My question this year is whether or not fasting is ok for someone with bipolar. I ran across the following article, Who Should Not Fast on fasting.com. It says
Additionally, fasting is contraindicated for those who are severely weak and debilitated, or with diseases caused by undernourishment or malnutrition, severe anemia and porphyria (a hereditary defect of blood pigment metabolism); bleeding disorders of the stomach and intestines; FSGS (familial focal segmental glomerulosclerosis); psychiatric disorders including severe manic-depressive illness (a.k.a bipolar disorder)and/or taking Lithium, schizophrenia, severe neuroses, severe anorexia nervosa or severe bulimia, and finally, those with insufficient understanding of the fasting process leading to their perceived inability to do without solid food for a prolonged period (despite countless hundreds of millions having done so before us).
A study in the International Journal of Neuropsychopharmacology, studies Muslim people with bipolar during Ramadan.

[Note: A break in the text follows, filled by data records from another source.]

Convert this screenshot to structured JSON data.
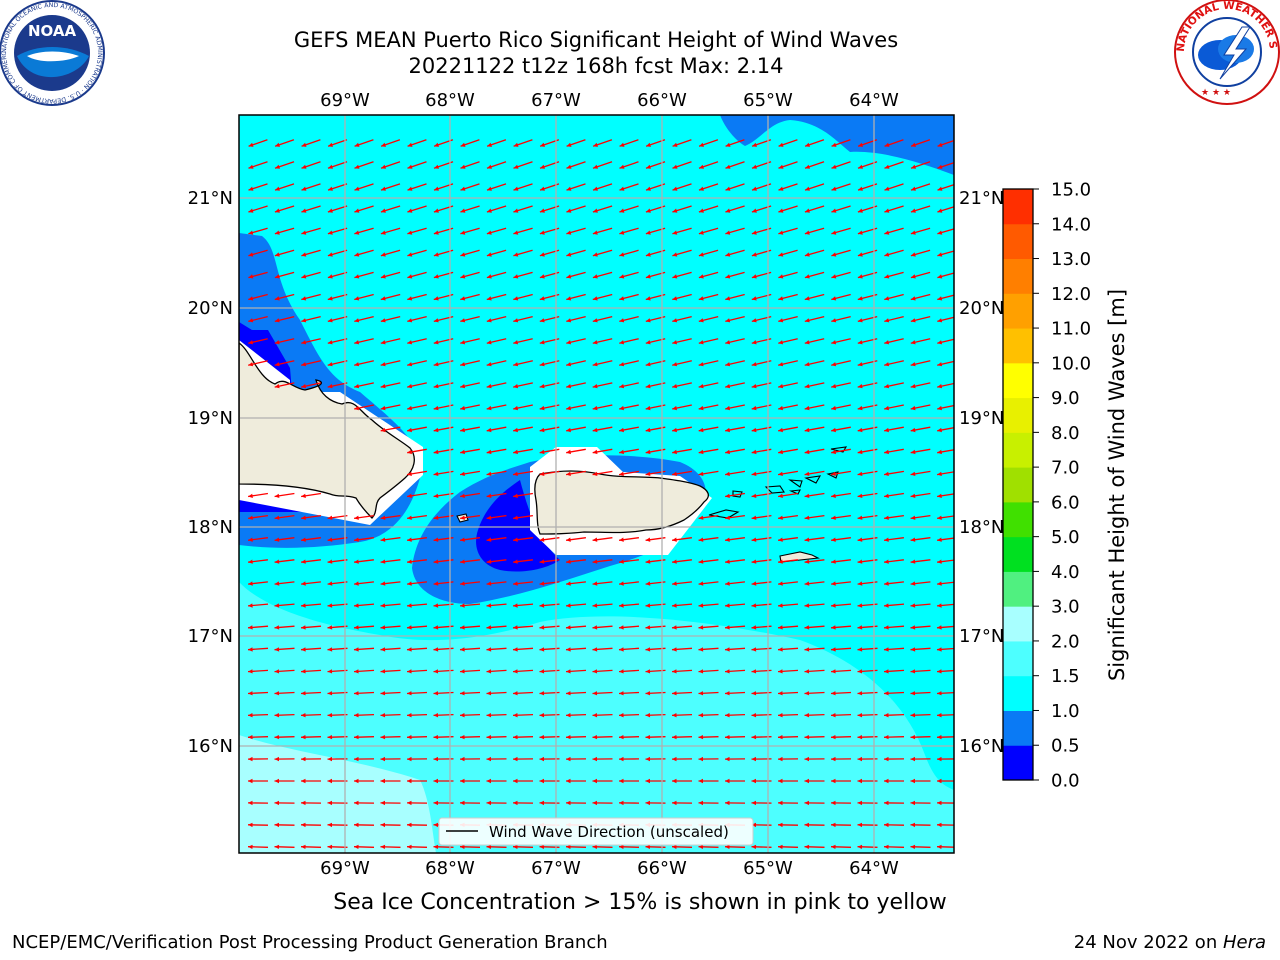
{
  "title": {
    "line1": "GEFS MEAN Puerto Rico Significant Height of Wind Waves",
    "line2": "20221122 t12z 168h fcst   Max: 2.14"
  },
  "map": {
    "lon_labels": [
      "69°W",
      "68°W",
      "67°W",
      "66°W",
      "65°W",
      "64°W"
    ],
    "lat_labels": [
      "21°N",
      "20°N",
      "19°N",
      "18°N",
      "17°N",
      "16°N"
    ],
    "legend_label": "Wind Wave Direction (unscaled)"
  },
  "colorbar": {
    "label": "Significant Height of Wind Waves [m]",
    "ticks": [
      "0.0",
      "0.5",
      "1.0",
      "1.5",
      "2.0",
      "3.0",
      "4.0",
      "5.0",
      "6.0",
      "7.0",
      "8.0",
      "9.0",
      "10.0",
      "11.0",
      "12.0",
      "13.0",
      "14.0",
      "15.0"
    ],
    "colors": [
      "#0000ff",
      "#0a7af5",
      "#00ffff",
      "#4dffff",
      "#a8ffff",
      "#50f080",
      "#00e020",
      "#40e000",
      "#a0e000",
      "#c8f000",
      "#e8f000",
      "#ffff00",
      "#ffc000",
      "#ffa000",
      "#ff7f00",
      "#ff5a00",
      "#ff2f00",
      "#ff0000"
    ]
  },
  "logos": {
    "noaa_text": "NOAA",
    "noaa_ring": "NATIONAL OCEANIC AND ATMOSPHERIC ADMINISTRATION · U.S. DEPARTMENT OF COMMERCE",
    "nws_ring": "NATIONAL WEATHER SERVICE"
  },
  "caption": "Sea Ice Concentration > 15% is shown in pink to yellow",
  "footer": {
    "left": "NCEP/EMC/Verification Post Processing Product Generation Branch",
    "right_prefix": "24 Nov 2022 on ",
    "right_host": "Hera"
  }
}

Twenty bipolar patients were enrolled during the month of Ramadan in 1997. Diagnosis of bipolar disorder was according to ICD-10 criteria. Patients were assessed during the week before Ramadan, the second and the fourth weeks of the fasting month and the first week after its end, with the Hamilton Depression and Bech–Rafaelsen scales. The plasma concentration of lithium was also assessed. The main finding of the study was that 45% of the patients relapsed, 70% during the second week and the remaining patients at the end of Ramadan. These relapses were not related to plasma concentration of lithium. Most of the relapses were manic (71.4 %). Patients who did not relapse had insomnia and anxiety during the second and third weeks of the study. Side-effects of lithium increased and were observed in 48% of the sample, mostly dryness of the mouth with thirst and tremor. The result of this pilot study indicates that the Ramadan month may disrupt the mood state of bipolar patients.
My conclusion is that all day fasting is not an acceptable practice for someone with bipolar. There are, however, other ways of fasting. I could give up certain kinds of food. I could give up sweets, red meat, or some such.
This is a very meaningful time of the year for me. I’m never more peaceful then during Lent. If you’ve never practiced it, I encourage you to do so. It doesn’t really even have to be a religious observance for you. It’s good to practice denial and be introspective. This would be a good time to cultivate a new daily discipline like yoga or breath work or exercise. For me, it is deeply spiritual. It’s a time to focus on my relationship with God. It’s a time to simplify and shed all the bullshit that I’ve picked up over the year.
It starts with Ash Wednesday, which is today. Tonight, I’ll go to church, and the pastor will make the sign of the cross on my forehead, and my journey will begin.